Mixed Content (Mixed Content)
Why You Should Care About Mixed Content
Mixed content undermines the security that HTTPS provides. If an HTTPS page loads a JavaScript file over HTTP, an attacker on the network can replace that script with malicious code. The user sees a secure lock icon, believing the page is fully protected, while actually executing attacker-controlled JavaScript.

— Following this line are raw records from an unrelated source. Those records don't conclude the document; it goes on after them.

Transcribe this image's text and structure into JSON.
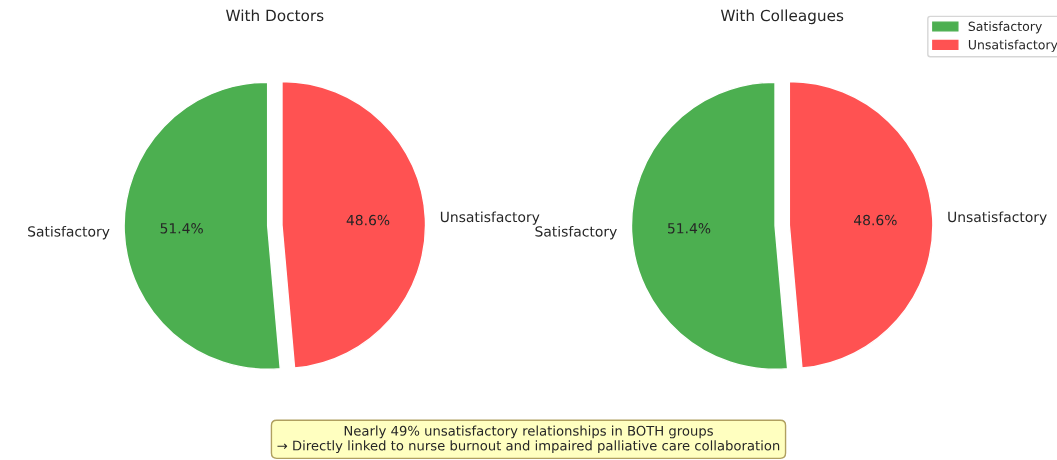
{
  "chart_data": [
    {
      "type": "pie",
      "title": "With Doctors",
      "categories": [
        "Satisfactory",
        "Unsatisfactory"
      ],
      "values": [
        51.4,
        48.6
      ],
      "value_labels": [
        "51.4%",
        "48.6%"
      ],
      "colors": [
        "#4caf50",
        "#ff5252"
      ],
      "legend": false
    },
    {
      "type": "pie",
      "title": "With Colleagues",
      "categories": [
        "Satisfactory",
        "Unsatisfactory"
      ],
      "values": [
        51.4,
        48.6
      ],
      "value_labels": [
        "51.4%",
        "48.6%"
      ],
      "colors": [
        "#4caf50",
        "#ff5252"
      ],
      "legend": "top right",
      "annotations": [
        "Nearly 49% unsatisfactory relationships in BOTH groups\n→ Directly linked to nurse burnout and impaired palliative care collaboration"
      ]
    }
  ]
}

Browsers categorize mixed content as "active" (scripts, stylesheets, iframes - which are blocked by default) and "passive" (images, audio, video - which may load with a warning). Active mixed content is more dangerous because it can modify the page, steal data, or redirect users. Passive mixed content can still leak information through the referrer header and allows content tampering.
Modern browsers block active mixed content by default, which means HTTP scripts on your HTTPS page simply will not load, breaking functionality. Passive mixed content may display a warning icon instead of the secure lock. To fix mixed content, update all resource URLs to use HTTPS or protocol-relative paths, and add the upgrade-insecure-requests CSP directive as a safety net.
Testing Your Configuration
A security audit checks for mixed content on your pages. Browser developer tools also flag mixed content in the console. Use the Content-Security-Policy header with the upgrade-insecure-requests directive to automatically upgrade HTTP resource requests to HTTPS.